Constraints Unlock Creativity

Image by Keith Chapman.

Image by Keith Chapman.

Contrary to basic intuition, complete freedom of design can greatly hinder creative design. Think of it this way. In your personal life, outside of your business or job, you can pretty much design or write whatever you want, at any time (non-competes withstanding). Total freedom of design. No constraints. Every possible idea is out there. Sit down with your sketchbook, your blinking cursor, or your canvas with nothing in mind. Now draw, write, or paint a masterpiece immediately. It’s difficult. You may end up with a doodle, an averagely boring sentence, or a blob of paint at best. Well, if this happens, then I guess you have indeed started something – a scribble, a theme, or a background but not very inspiring. Worst case, you remain staring at a blank page, screen, or canvas.

However, if you apply constraints within a scope of even a loosely defined project, you get a start, an inkling, or a basic concept no matter how primitive. The nice thing is that almost every project you get assigned or assign yourself will have built in constraints by the very definition of the project having some scope.

Now here is the catch. I strongly believe that the stronger the constraints, the more creative the result. Hear me out. This is counter-intuitive. A very loosely defined project scope leaves a large world of flexibility and ideas out there as candidates for the one result needed. Sifting through those ideas, heck, even generating those ideas is a daunting task and chances of you stumbling on a flash of brilliance is slim at best. Tighten the parameters on a design or scope and you limit the ideas and develop guardrails for your thoughts. This means focus. This means directed thoughts, condensed energy brought to a smaller concept which in turns mean that creative energy is no longer dispersed across a vast landscape of infinite possibility but driven towards a defined purpose.
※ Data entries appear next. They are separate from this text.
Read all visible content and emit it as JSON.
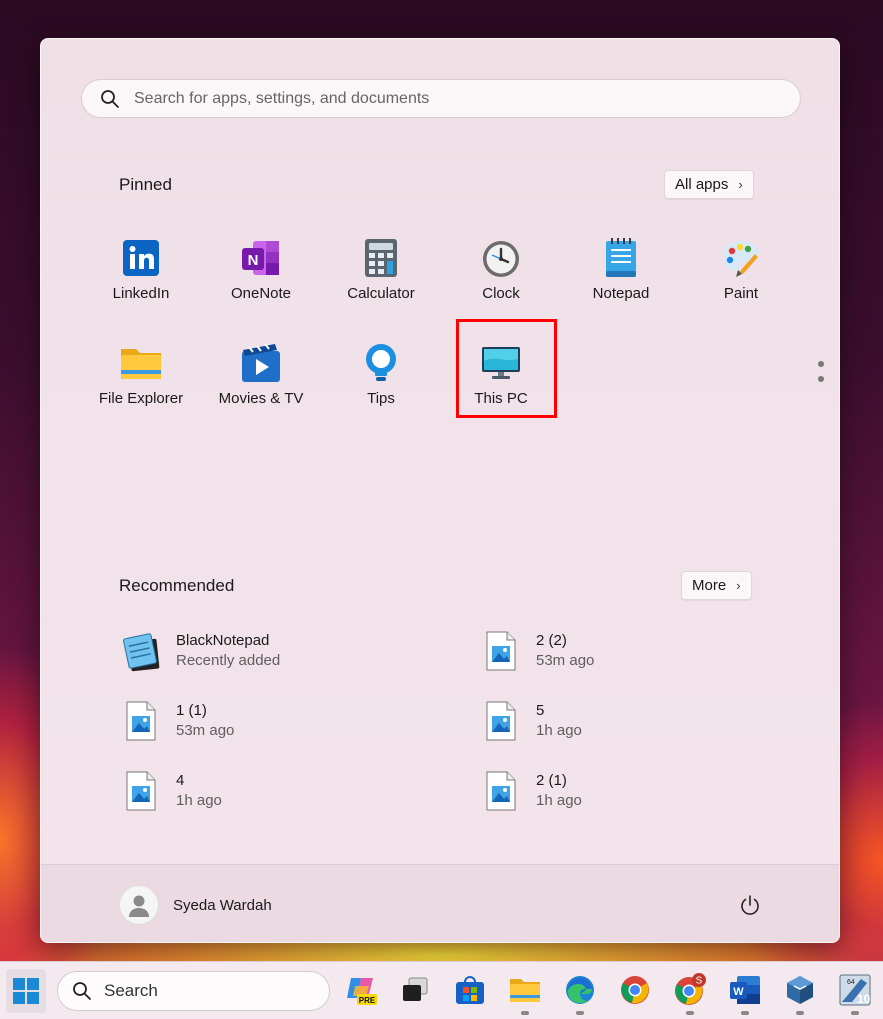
{
  "search": {
    "placeholder": "Search for apps, settings, and documents"
  },
  "pinned": {
    "title": "Pinned",
    "all_apps_label": "All apps",
    "apps": [
      {
        "label": "LinkedIn",
        "icon": "linkedin-icon"
      },
      {
        "label": "OneNote",
        "icon": "onenote-icon"
      },
      {
        "label": "Calculator",
        "icon": "calculator-icon"
      },
      {
        "label": "Clock",
        "icon": "clock-icon"
      },
      {
        "label": "Notepad",
        "icon": "notepad-icon"
      },
      {
        "label": "Paint",
        "icon": "paint-icon"
      },
      {
        "label": "File Explorer",
        "icon": "folder-icon"
      },
      {
        "label": "Movies & TV",
        "icon": "movies-icon"
      },
      {
        "label": "Tips",
        "icon": "lightbulb-icon"
      },
      {
        "label": "This PC",
        "icon": "monitor-icon"
      }
    ]
  },
  "recommended": {
    "title": "Recommended",
    "more_label": "More",
    "items": [
      {
        "name": "BlackNotepad",
        "sub": "Recently added",
        "icon": "notepad-stack-icon"
      },
      {
        "name": "2 (2)",
        "sub": "53m ago",
        "icon": "image-file-icon"
      },
      {
        "name": "1 (1)",
        "sub": "53m ago",
        "icon": "image-file-icon"
      },
      {
        "name": "5",
        "sub": "1h ago",
        "icon": "image-file-icon"
      },
      {
        "name": "4",
        "sub": "1h ago",
        "icon": "image-file-icon"
      },
      {
        "name": "2 (1)",
        "sub": "1h ago",
        "icon": "image-file-icon"
      }
    ]
  },
  "user": {
    "name": "Syeda Wardah"
  },
  "taskbar": {
    "search_label": "Search",
    "copilot_badge": "PRE",
    "chrome_profile_badge": "S",
    "vm_badge_top": "64",
    "vm_badge_num": "10",
    "icons": [
      "windows-start-icon",
      "copilot-icon",
      "task-view-icon",
      "store-icon",
      "file-explorer-icon",
      "edge-icon",
      "chrome-icon",
      "chrome-profile-icon",
      "word-icon",
      "virtualbox-icon",
      "vm-app-icon"
    ]
  },
  "colors": {
    "highlight": "#ff0000",
    "accent": "#0067c0"
  }
}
Ideas are like a gas and the concept or project scope is the vessel containing that gas. Put those ideas into a very large vessel and you get very little pressure on the concept, little interaction, nothing noticeable. Make that concept a very small vessel and you get high energy interactions creating a very noticeable pressure. Perhaps you can make the vessel too small and leave no room for the gas at all… a vacuum… no room for ideas but that more or less defeats the purpose. That means the concept or project is complete and requires no creativity at all in the first place.

Here, try it for yourself. Whatever your art is… draw an equivalent. Draw, write, sculpt, design the following and see how your creativity increases with constraints. I’ll choose drawing for this example.

1. Draw a dog in a scene.

2. Draw a Dalmatian at a fire house.

3. Draw an older, aging Dalmatian named Buster at a frantic brick fire house in Queens, NY as the alarm bells are ringing loudly at 2AM.

I hope you find the level of detail in your drawings goes up as you consider each of the above project scopes or better the style of your drawings changed dramatically. This is usually where the nay-sayers come in and say “you’ve removed all creativity by defining so much”. Possibly, from one perspective in the sense of raw art, maybe. Maybe. But consider this. I did not specify what style, colors, materials to draw on or with, or many other important artistic parameters. You can certainly create a wonderfully creative work in the first and second project scopes but magic happens at the third and it is often quicker to arrive. Greatness is attracted to a well defined project. Also, consider that in most areas of creativity, we are trying to bring in some commercial value one way or another so arriving at the “one” early in the process has huge benefits.

So, do yourself a favor and next time you are assigned a project or you assign yourself a creative project, demand that as much detail as possible be defined before you start to create. Give yourself some sacred cows and golden handcuffs. Limit your parameters deeply and see what emerges quickly.

And one final tip. In my personal career, I have found great innovation, ideas and design emerge freely when I fictitiously add constraints to my project when I don’t get enough definition. You will know you do not have enough definition when you find yourself staring into space or that blank page for too long. Add your own constraints. For example, if you are designing a washing machine. Set a design goal whereby you cannot use any screws in the design. Now start the design. That constraint is unrealistic (most likely) but keeping your energy within that guardrail will prove to demonstrate amazing results. You rethink the norm. You force your energy into new areas and something you could never have thought of any other way surfaces immediately. Hold true to your constraints until that idea emerges. If it doesn’t add more constraints. The washing machine cannot use any metal material. No screws. No metal. Yikes… but these constraints free previously held energy. Now an idea emerges that has no screws and no metal. You redesigned something and it could actually be revolutionary. Now that you have that, release the constraints and get to the commercial, manufacturable and marketable design but with that one nugget of an idea to make the entire product revolutionary. It works. Try it and provide some feedback! I would love to hear if this helps you in your mission.